27 May 2009

Lies, damned lies, and Euston cycle parking

Boris Johnson was in Trafalgar Square yesterday, 'kick-starting London's cycling revolution' according to the Transport for London press release. (Er, guys, you don't kick-start a bike. You kind of push it off, put your bum on the saddle, and grab the handlebars with elbows pointing out... but you do have to know the difference between arse and elbow...)

Some events we knew about already (such as London Freewheel coming on 20 Sep). But the main news was the £111m budget promised on a series of radical, visionary and entirely new cycle infrastructure projects, such as Boris's London Bike HIre Scheme and Boris's Cycle Superhighways. Funny, I thought we'd been promised all these in February 2008, except that then they were Ken's London Bike Hire Scheme and Ken's Cycle Superhighways... and that the budget then was £500m.

I know the difference is paltry these days, but a third of a billion here, a third of a billion there - it can add up, you know. But as we all know, 91 per cent of statistics are just plucked out the air. The only new figure in the press release was TfL's assertion that an 'estimated' 545,000 journey are now made by bike per day in London, and that cycling levels have gone up by 9 per cent in the last year.

Now, I doubt those figures come from published, peer-reviewed research - more like PR-reviewed, as real cyclist Ben Goldacre's Bad Science column might say - but look: it certainly feels like cycling levels have nudged up in the last year, and if we can quote that figure to councillors or developers when trying to persuade them to remember cyclists, that's fine by me.

Boris says in the press release that his intention is 'making London a city where two wheeled, pedal-powered transportation is the norm, and not the exception'. Great, but there's still a long way to go: only 3 per cent of trips in the capital are made by bike. My intention is to have a career where being on holiday is the norm, not the exception; but I've a long way to go there too.

But a positive thing from that press release to end. It mentions 138 new cycle parking spaces in Euston station. They were evidently unveiled yesterday, and were already filling up when I nipped round in the early afternoon to have a look (all pics).

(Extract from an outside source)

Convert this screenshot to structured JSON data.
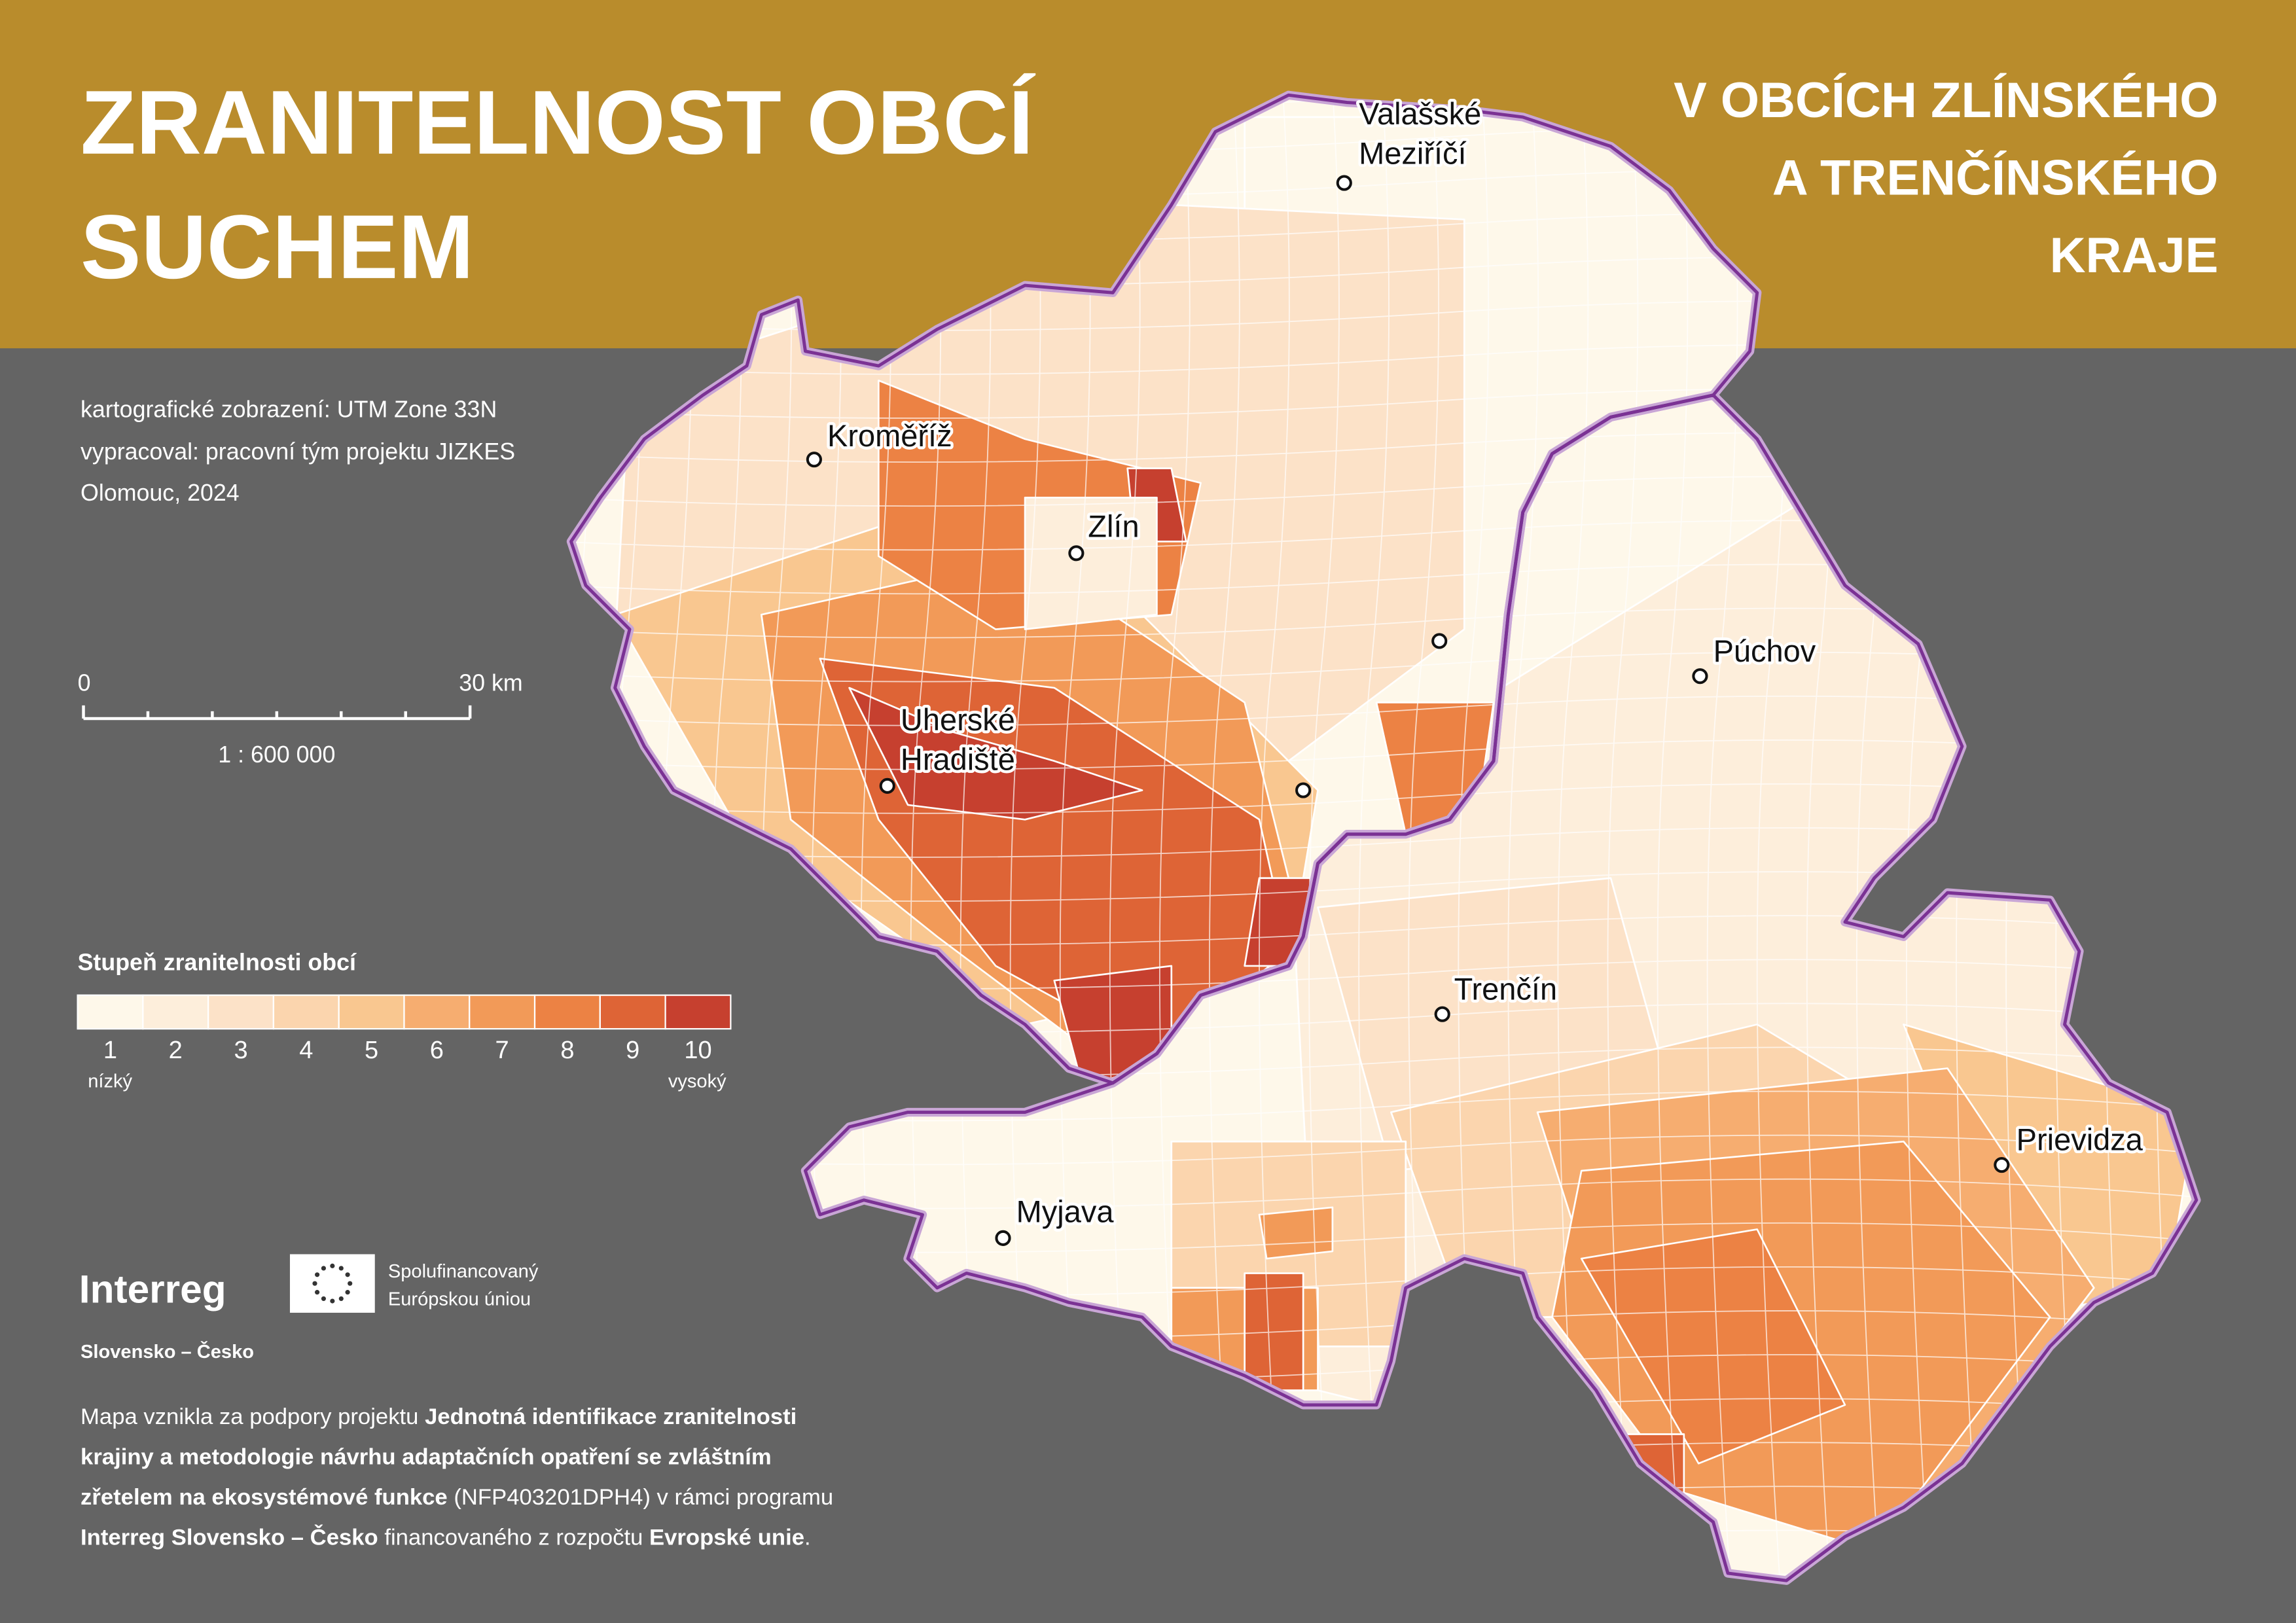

They're more mechanical than we're used to, to the extent of needing instructions. Given the problems most of us have assembling a flat-pack office desk I wondered if it was a challenge too far, but people were evidently getting the hang of it OK.

Now, 138 is nowhere near enough (and St Pancras up the road is still woefully and disgracefully short of cycle parking; its paltry few dozen spaces were only installed in the face of a cycle protest the day the international station opened). But something's happening, and figures show that, 95 per cent of the time, it's better for something to happen than nothing.

The latest gossip on the Boris lorry story, by the way, is that it was a tipper truck (paid by the load, and hence incentivised to go like hell) whose back doors were being held shut by a coat hanger, which was dislodged when the driver did his Dukes of Hazzard thing over the speedbump.

If so, this was a stupid and dangerous use of a perfectly good coat hanger, which should have been in its proper place - that is, impromptu replacement for a stolen radio aerial on a 1978 Ford Capri.


  1. The double decker cycle parking looks identical to that which is installed in many places here. There is a video showing it in use in Groningen (where there are quite a lot of them).

  2. Yes, I thought they looked familiar from somewhere! I remember your post saying positive things about them.

    Now I've got my new front wheel and my bike is back in action, I'll try them out today - if I don't get mown down en route by a tipper truck held together with fuse wire.

  3. They don't seem to have anything to lock your frame to though? Or am I just not spotting it?

  4. Hi @lnr

    There is something to lock your frame through, but it's not obvious from the pics. (You can just see it by the side of the black town bike.) It's a trombone-slide-shaped thing that swivels up. I couldn't lock my back wheel and frame together to it, though; only the frame or the back wheel.

    I must say, I much prefer the ground-based half of these racks rather than the sliding machinery of the upper half. It's not all that easy womanhandling your bike up onto it.

    Plus there are little rat-trap things on the aerial racks that catch your wheel by the spokes and stop it sliding back. They can tend to catch your front wheel as you're taking the bike out. I found them a bit irritating.

    Still, they were pretty well used today even on a horrible day, and some people have already started to stake a claim to some of aerial stands with those marker-locks that have no bikes attached to them, so that's good.

  5. Ah yes, I can just make out the trombone-slide thing on the pictures now. I admit I'm usually happy so long as the frame is locked and let the wheels look after themselves, but wouldn't be so laissez-faire if I had quick-release wheels.

    Nice to know they're already popular. (I like wet days, it's easier to park at work).

  6. Larry le GrandFriday, 11 June, 2010

    where precisely in euston station are they?